I went through such utter hell giving up smoking that I swore I would never do it again. If I took up smoking again, this time it would be for life. Friends and family around also told me that they were never going to put up with me giving up smoking again either, which caught me off guard as I hadn’t even noticed the effect I was having on those around me. I am grateful that any of them still speak to me.
There are still occasions, nearly 16 years later, that I would still kill for a cigarette although fortunately they are very rare these days. But rather like the dry alcoholic, who will always be an alcoholic, even if they never have another drink, I can’t help but think that I’ll always be a smoker who just hasn’t had a cigarette for years. I know that if I was to ever give in and have one, then within a few weeks I would find an excuse to have another, then one more again a few days after that. It would soon be just one in the evenings and before I knew it I would be smoking regularly again. So it’s better that I never start.

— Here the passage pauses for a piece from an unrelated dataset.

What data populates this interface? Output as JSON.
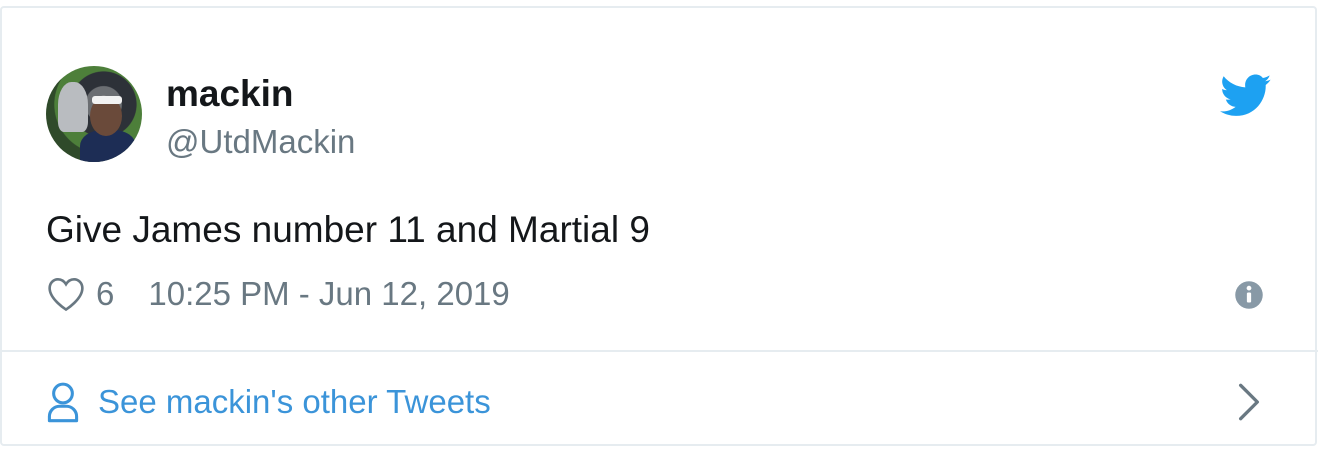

Another unexpected, but extremely beneficial effect of giving up was that it enabled me to develop a relationship with the love of my life.
3 months after my final cigarette I returned to education at the local technical college as a way of meeting new friends rather than particularly to gain any qualifications. I knew a few people who were attending the college, but as they were all smokers at break times they went, naturally enough, to the Smoker’s Room. I joined them once, but became so overwhelmed with nicotine cravings that I had to leave and join the non-smokers in the cafeteria from then on. Maggie was on the Modern Studies course I was doing and as a non-smoker was a part of the group of people I would now chat to during breaks. Fifteen and a half years later and Maggie and I are still together, deeply and powerfully in love.

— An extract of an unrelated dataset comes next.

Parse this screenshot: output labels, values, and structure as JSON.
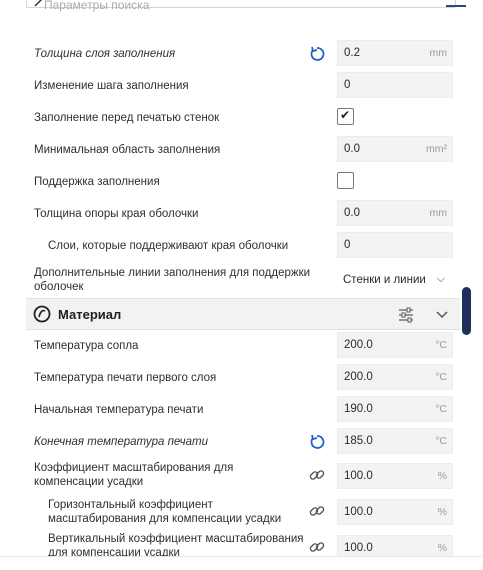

As an ex-smoker I have sympathy for those who are trying to kick the habit, but in this day and age, with the full knowledge of the lethal aspects of tobacco known to everyone, I have no sympathy for anyone idiotic enough to start smoking, or to take some kind of senseless pride in feeling that it is their right to not only poison themselves, but to poison anyone within breathing distance of them. I certainly have a lot of sympathy with the views expressed in this article Tobacco - the stupidest f***ing drug in the universe.